Lately I have felt gaslighted by the online dating scene. There have been, over the course, of several months, people that I have gone out with, and was under the impression that there was a mutual attraction. All is going smoothly, and then they disappear. There are a number of things going on here (ghosting, mooning, and benching), but all of it is making me start to question my own behavior and what I’m doing wrong.
The worst was Smitty*. I saw his picture flash through my option on Plenty of Fish, but saw he was pretty far away and moved on. Shortly afterwards, he messaged me.
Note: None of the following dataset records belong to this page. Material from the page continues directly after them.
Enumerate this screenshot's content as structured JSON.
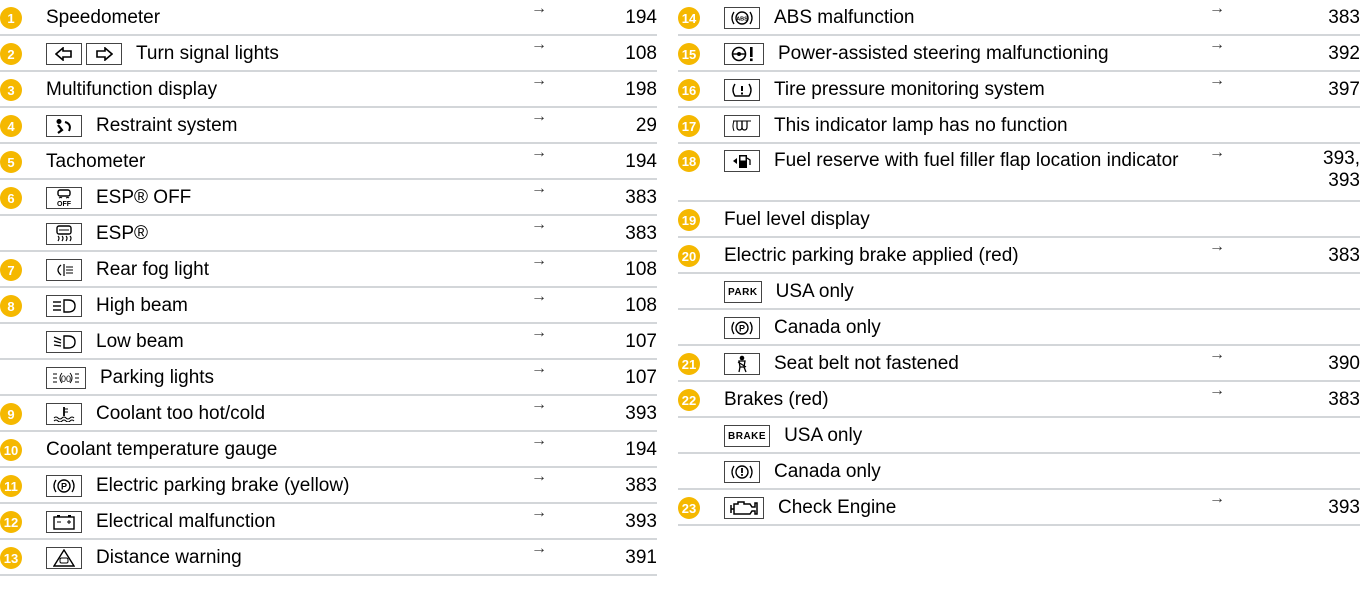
{
  "left": [
    {
      "num": "1",
      "icons": [],
      "label": "Speedometer",
      "arrow": "→",
      "page": "194"
    },
    {
      "num": "2",
      "icons": [
        "turn-left-arrow-icon",
        "turn-right-arrow-icon"
      ],
      "label": "Turn signal lights",
      "arrow": "→",
      "page": "108"
    },
    {
      "num": "3",
      "icons": [],
      "label": "Multifunction display",
      "arrow": "→",
      "page": "198"
    },
    {
      "num": "4",
      "icons": [
        "restraint-airbag-icon"
      ],
      "label": "Restraint system",
      "arrow": "→",
      "page": "29"
    },
    {
      "num": "5",
      "icons": [],
      "label": "Tachometer",
      "arrow": "→",
      "page": "194"
    },
    {
      "num": "6",
      "icons": [
        "esp-off-icon"
      ],
      "label": "ESP® OFF",
      "arrow": "→",
      "page": "383"
    },
    {
      "num": "",
      "icons": [
        "esp-skid-icon"
      ],
      "label": "ESP®",
      "arrow": "→",
      "page": "383"
    },
    {
      "num": "7",
      "icons": [
        "rear-fog-light-icon"
      ],
      "label": "Rear fog light",
      "arrow": "→",
      "page": "108"
    },
    {
      "num": "8",
      "icons": [
        "high-beam-icon"
      ],
      "label": "High beam",
      "arrow": "→",
      "page": "108"
    },
    {
      "num": "",
      "icons": [
        "low-beam-icon"
      ],
      "label": "Low beam",
      "arrow": "→",
      "page": "107"
    },
    {
      "num": "",
      "icons": [
        "parking-lights-icon"
      ],
      "label": "Parking lights",
      "arrow": "→",
      "page": "107"
    },
    {
      "num": "9",
      "icons": [
        "coolant-temperature-icon"
      ],
      "label": "Coolant too hot/cold",
      "arrow": "→",
      "page": "393"
    },
    {
      "num": "10",
      "icons": [],
      "label": "Coolant temperature gauge",
      "arrow": "→",
      "page": "194"
    },
    {
      "num": "11",
      "icons": [
        "parking-brake-p-icon"
      ],
      "label": "Electric parking brake (yellow)",
      "arrow": "→",
      "page": "383"
    },
    {
      "num": "12",
      "icons": [
        "battery-icon"
      ],
      "label": "Electrical malfunction",
      "arrow": "→",
      "page": "393"
    },
    {
      "num": "13",
      "icons": [
        "distance-warning-icon"
      ],
      "label": "Distance warning",
      "arrow": "→",
      "page": "391"
    }
  ],
  "right": [
    {
      "num": "14",
      "icons": [
        "abs-icon"
      ],
      "label": "ABS malfunction",
      "arrow": "→",
      "page": "383"
    },
    {
      "num": "15",
      "icons": [
        "steering-wheel-warning-icon"
      ],
      "label": "Power-assisted steering malfunctioning",
      "arrow": "→",
      "page": "392"
    },
    {
      "num": "16",
      "icons": [
        "tire-pressure-icon"
      ],
      "label": "Tire pressure monitoring system",
      "arrow": "→",
      "page": "397"
    },
    {
      "num": "17",
      "icons": [
        "glow-plug-icon"
      ],
      "label": "This indicator lamp has no function",
      "arrow": "",
      "page": ""
    },
    {
      "num": "18",
      "icons": [
        "fuel-pump-icon"
      ],
      "label": "Fuel reserve with fuel filler flap location indicator",
      "arrow": "→",
      "page": "393, 393"
    },
    {
      "num": "19",
      "icons": [],
      "label": "Fuel level display",
      "arrow": "",
      "page": ""
    },
    {
      "num": "20",
      "icons": [],
      "label": "Electric parking brake applied (red)",
      "arrow": "→",
      "page": "383"
    },
    {
      "num": "",
      "icons": [
        "park-text-icon"
      ],
      "icon_text": "PARK",
      "label": "USA only",
      "arrow": "",
      "page": ""
    },
    {
      "num": "",
      "icons": [
        "parking-brake-p-icon"
      ],
      "label": "Canada only",
      "arrow": "",
      "page": ""
    },
    {
      "num": "21",
      "icons": [
        "seat-belt-icon"
      ],
      "label": "Seat belt not fastened",
      "arrow": "→",
      "page": "390"
    },
    {
      "num": "22",
      "icons": [],
      "label": "Brakes (red)",
      "arrow": "→",
      "page": "383"
    },
    {
      "num": "",
      "icons": [
        "brake-text-icon"
      ],
      "icon_text": "BRAKE",
      "label": "USA only",
      "arrow": "",
      "page": ""
    },
    {
      "num": "",
      "icons": [
        "brake-warning-icon"
      ],
      "label": "Canada only",
      "arrow": "",
      "page": ""
    },
    {
      "num": "23",
      "icons": [
        "check-engine-icon"
      ],
      "label": "Check Engine",
      "arrow": "→",
      "page": "393"
    }
  ],
  "colors": {
    "badge": "#f5b800",
    "rule": "#d3d6d9"
  }
}
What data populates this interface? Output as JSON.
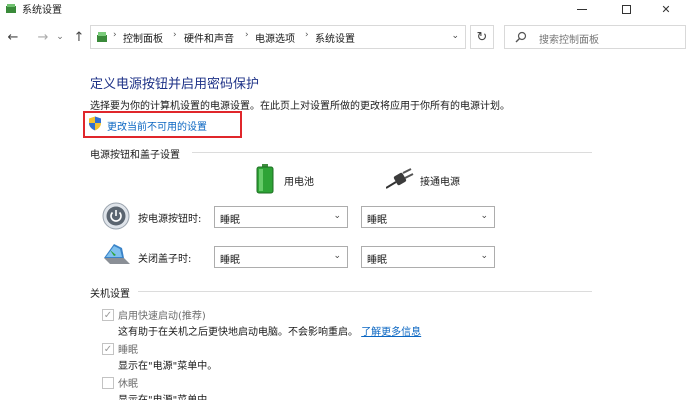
{
  "window": {
    "title": "系统设置"
  },
  "address": {
    "crumbs": [
      "控制面板",
      "硬件和声音",
      "电源选项",
      "系统设置"
    ],
    "search_placeholder": "搜索控制面板"
  },
  "page": {
    "title": "定义电源按钮并启用密码保护",
    "description": "选择要为你的计算机设置的电源设置。在此页上对设置所做的更改将应用于你所有的电源计划。",
    "change_link": "更改当前不可用的设置"
  },
  "power_buttons": {
    "group_label": "电源按钮和盖子设置",
    "col_battery": "用电池",
    "col_plugged": "接通电源",
    "rows": [
      {
        "label": "按电源按钮时:",
        "battery": "睡眠",
        "plugged": "睡眠"
      },
      {
        "label": "关闭盖子时:",
        "battery": "睡眠",
        "plugged": "睡眠"
      }
    ]
  },
  "shutdown": {
    "group_label": "关机设置",
    "items": [
      {
        "label": "启用快速启动(推荐)",
        "checked": true,
        "desc": "这有助于在关机之后更快地启动电脑。不会影响重启。",
        "link": "了解更多信息"
      },
      {
        "label": "睡眠",
        "checked": true,
        "desc": "显示在\"电源\"菜单中。"
      },
      {
        "label": "休眠",
        "checked": false,
        "desc": "显示在\"电源\"菜单中。"
      }
    ]
  }
}
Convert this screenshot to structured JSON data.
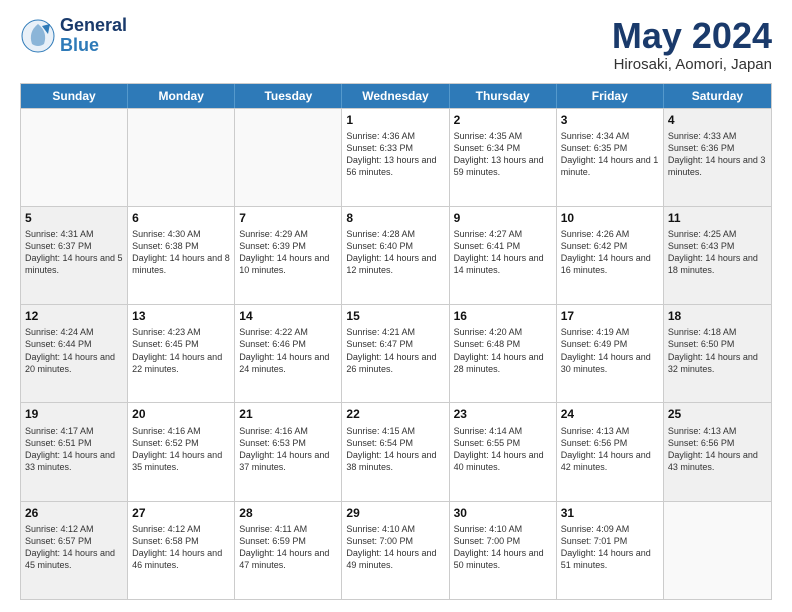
{
  "logo": {
    "line1": "General",
    "line2": "Blue"
  },
  "title": "May 2024",
  "subtitle": "Hirosaki, Aomori, Japan",
  "headers": [
    "Sunday",
    "Monday",
    "Tuesday",
    "Wednesday",
    "Thursday",
    "Friday",
    "Saturday"
  ],
  "rows": [
    [
      {
        "day": "",
        "empty": true
      },
      {
        "day": "",
        "empty": true
      },
      {
        "day": "",
        "empty": true
      },
      {
        "day": "1",
        "sunrise": "4:36 AM",
        "sunset": "6:33 PM",
        "daylight": "13 hours and 56 minutes."
      },
      {
        "day": "2",
        "sunrise": "4:35 AM",
        "sunset": "6:34 PM",
        "daylight": "13 hours and 59 minutes."
      },
      {
        "day": "3",
        "sunrise": "4:34 AM",
        "sunset": "6:35 PM",
        "daylight": "14 hours and 1 minute."
      },
      {
        "day": "4",
        "sunrise": "4:33 AM",
        "sunset": "6:36 PM",
        "daylight": "14 hours and 3 minutes."
      }
    ],
    [
      {
        "day": "5",
        "sunrise": "4:31 AM",
        "sunset": "6:37 PM",
        "daylight": "14 hours and 5 minutes."
      },
      {
        "day": "6",
        "sunrise": "4:30 AM",
        "sunset": "6:38 PM",
        "daylight": "14 hours and 8 minutes."
      },
      {
        "day": "7",
        "sunrise": "4:29 AM",
        "sunset": "6:39 PM",
        "daylight": "14 hours and 10 minutes."
      },
      {
        "day": "8",
        "sunrise": "4:28 AM",
        "sunset": "6:40 PM",
        "daylight": "14 hours and 12 minutes."
      },
      {
        "day": "9",
        "sunrise": "4:27 AM",
        "sunset": "6:41 PM",
        "daylight": "14 hours and 14 minutes."
      },
      {
        "day": "10",
        "sunrise": "4:26 AM",
        "sunset": "6:42 PM",
        "daylight": "14 hours and 16 minutes."
      },
      {
        "day": "11",
        "sunrise": "4:25 AM",
        "sunset": "6:43 PM",
        "daylight": "14 hours and 18 minutes."
      }
    ],
    [
      {
        "day": "12",
        "sunrise": "4:24 AM",
        "sunset": "6:44 PM",
        "daylight": "14 hours and 20 minutes."
      },
      {
        "day": "13",
        "sunrise": "4:23 AM",
        "sunset": "6:45 PM",
        "daylight": "14 hours and 22 minutes."
      },
      {
        "day": "14",
        "sunrise": "4:22 AM",
        "sunset": "6:46 PM",
        "daylight": "14 hours and 24 minutes."
      },
      {
        "day": "15",
        "sunrise": "4:21 AM",
        "sunset": "6:47 PM",
        "daylight": "14 hours and 26 minutes."
      },
      {
        "day": "16",
        "sunrise": "4:20 AM",
        "sunset": "6:48 PM",
        "daylight": "14 hours and 28 minutes."
      },
      {
        "day": "17",
        "sunrise": "4:19 AM",
        "sunset": "6:49 PM",
        "daylight": "14 hours and 30 minutes."
      },
      {
        "day": "18",
        "sunrise": "4:18 AM",
        "sunset": "6:50 PM",
        "daylight": "14 hours and 32 minutes."
      }
    ],
    [
      {
        "day": "19",
        "sunrise": "4:17 AM",
        "sunset": "6:51 PM",
        "daylight": "14 hours and 33 minutes."
      },
      {
        "day": "20",
        "sunrise": "4:16 AM",
        "sunset": "6:52 PM",
        "daylight": "14 hours and 35 minutes."
      },
      {
        "day": "21",
        "sunrise": "4:16 AM",
        "sunset": "6:53 PM",
        "daylight": "14 hours and 37 minutes."
      },
      {
        "day": "22",
        "sunrise": "4:15 AM",
        "sunset": "6:54 PM",
        "daylight": "14 hours and 38 minutes."
      },
      {
        "day": "23",
        "sunrise": "4:14 AM",
        "sunset": "6:55 PM",
        "daylight": "14 hours and 40 minutes."
      },
      {
        "day": "24",
        "sunrise": "4:13 AM",
        "sunset": "6:56 PM",
        "daylight": "14 hours and 42 minutes."
      },
      {
        "day": "25",
        "sunrise": "4:13 AM",
        "sunset": "6:56 PM",
        "daylight": "14 hours and 43 minutes."
      }
    ],
    [
      {
        "day": "26",
        "sunrise": "4:12 AM",
        "sunset": "6:57 PM",
        "daylight": "14 hours and 45 minutes."
      },
      {
        "day": "27",
        "sunrise": "4:12 AM",
        "sunset": "6:58 PM",
        "daylight": "14 hours and 46 minutes."
      },
      {
        "day": "28",
        "sunrise": "4:11 AM",
        "sunset": "6:59 PM",
        "daylight": "14 hours and 47 minutes."
      },
      {
        "day": "29",
        "sunrise": "4:10 AM",
        "sunset": "7:00 PM",
        "daylight": "14 hours and 49 minutes."
      },
      {
        "day": "30",
        "sunrise": "4:10 AM",
        "sunset": "7:00 PM",
        "daylight": "14 hours and 50 minutes."
      },
      {
        "day": "31",
        "sunrise": "4:09 AM",
        "sunset": "7:01 PM",
        "daylight": "14 hours and 51 minutes."
      },
      {
        "day": "",
        "empty": true
      }
    ]
  ]
}
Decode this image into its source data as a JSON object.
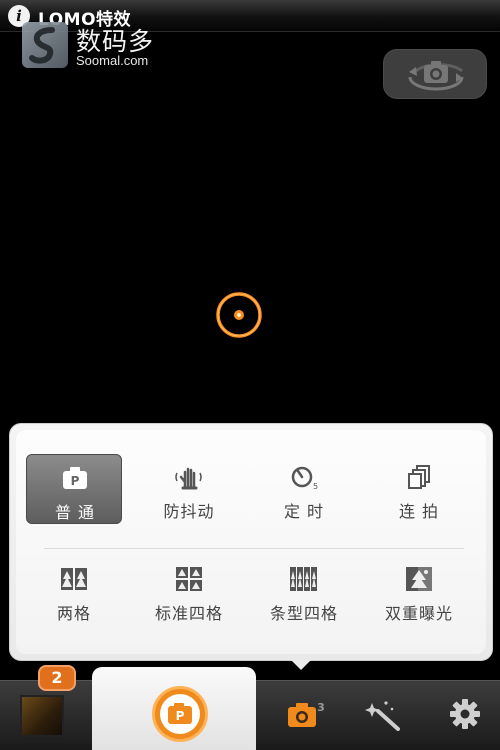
{
  "header": {
    "title": "LOMO特效",
    "info_icon": "info-icon"
  },
  "watermark": {
    "brand": "数码多",
    "site": "Soomal.com"
  },
  "controls": {
    "switch_camera_icon": "camera-switch-icon",
    "focus_icon": "focus-ring-icon"
  },
  "modes_panel": {
    "row1": [
      {
        "label": "普 通",
        "icon": "camera-p-icon",
        "selected": true
      },
      {
        "label": "防抖动",
        "icon": "hand-stabilize-icon",
        "selected": false
      },
      {
        "label": "定 时",
        "icon": "timer-5-icon",
        "selected": false
      },
      {
        "label": "连 拍",
        "icon": "burst-icon",
        "selected": false
      }
    ],
    "row2": [
      {
        "label": "两格",
        "icon": "two-grid-icon"
      },
      {
        "label": "标准四格",
        "icon": "four-grid-icon"
      },
      {
        "label": "条型四格",
        "icon": "strip-four-icon"
      },
      {
        "label": "双重曝光",
        "icon": "double-exposure-icon"
      }
    ]
  },
  "bottom_bar": {
    "gallery_badge": "2",
    "gallery_icon": "gallery-thumbnail",
    "shutter_icon": "shutter-p-icon",
    "camera_mode_icon": "camera-mode-icon",
    "effects_icon": "magic-wand-icon",
    "settings_icon": "gear-icon"
  },
  "colors": {
    "accent": "#f08a1c",
    "panel_bg": "#f4f4f4",
    "background": "#000000"
  }
}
I remember it being fairly flirty and charming, so I agreed to go out to dinner with him very quickly.
We met, awkwardly side-hugged, and immediately hit it off (in my opinion). We had common connections, having both worked in journalism, as well as shared nerdy interests. He made me laugh, and after dinner we headed for coffee.
There never appeared to be a lull in the conversation. He joked that we needed to wrap this up because we were supposed to be making out by 8:15 and then 9:15. And honestly, I was up for it. He made me laugh, and I honestly felt like this might go somewhere.
We jumped in the back of his car and smooching commenced. Then he got handsy. I told him nothing below the waist, but it was like he wasn’t even listening. I kept removing his hands, but in the end I gave in because I liked him and I wanted him to like me, and, to an extent, I was enjoying myself.
He wanted me to come spend the next weekend with him**. I thought about it, but I just couldn’t. I don’t move that fast. I told him I wanted to slow down, and he said okay.
Then I didn’t hear from him. He didn’t respond to my texts, and I wrote him off.
Then he appeared again three to five days later. He hadn’t heard from me, he said. I said I didn’t think he wanted to as I had written to him a couple of times with no response. He said he’d written to me as well with no response. I sent him a screen shot of my phone, and then he told me he had restarted his phone at some point.
My guess is he’d “mooned” me. That’s when you set your phone to do not disturb on a certain person. You can ignore messages until you want to talk to that person again, and the messages don’t show as read or delivered.
I also may have been benched, meaning he found someone he’d rather date, but kept my number just in case. Like a backup plan.
Despite all this, I gave him the benefit of the doubt. I agreed to go out with him again. I invited him to come to a play I was in. He declined. I asked him about the following week, and he seemed less enthusiastic.
He then got sick, but then wanted me to come cuddle with him. I reminded him of wanting to slow down. He emphasized that it would be cuddling and not sex***.
Then he cut me off again. This time it hurt. I’d told him I was in to him, but I needed to move slower. He seemed okay with it. He didn’t seem to mind the distance, which also seemed like a legit issue. Then he just ghosted me. After a couple of weeks of nothing, I deleted his number.
Then like a punch to the stomach, he showed back up online. The rational part of my brand says ignore it and move on, but POF keeps throwing his profile up in my face. I decided to write to him, just to tell him ghosting wasn’t cool and best of luck to him.
Since then I’ve been struggling with a number issues. First, hurt and confusion about the way I was treated. Second, since it’s not the first time I’ve been “mooned” or “benched” or “ghosted”, is there something in my behavior that I need to rethink. And third, the toughest of all, is coming to terms with the idea of consent, boundaries, feeling comfortable saying no, and knowing when to throat punch and run.
I’m not sure what happened with Smitty was assault. I didn’t consent to all of it, but I had a hard time saying no and sticking to it because of how charismatic he was. I enjoyed most of it, but I did draw boundaries that were not respected. It’s probably for the best that he really wasn’t interested, because he might have been someone who continued to not respect my boundaries. I might have wound up with more than just a bruised ego.
I don’t know if all of these behaviors are just indicative of the dating culture we’re entering. Regardless, they make me start to doubt myself in a way I haven’t in a while. I feel a little better writing about what happened, but I think I’m still left with a ton of questions.
What are your thoughts? How would you react?
*While that’s not his name, it might as well be. He has one of those weird old-fashioned names like Barnaby or Ethel.
**He lives about an hour away from my city.
***As a wise woman once said, “spooning leads to forking”.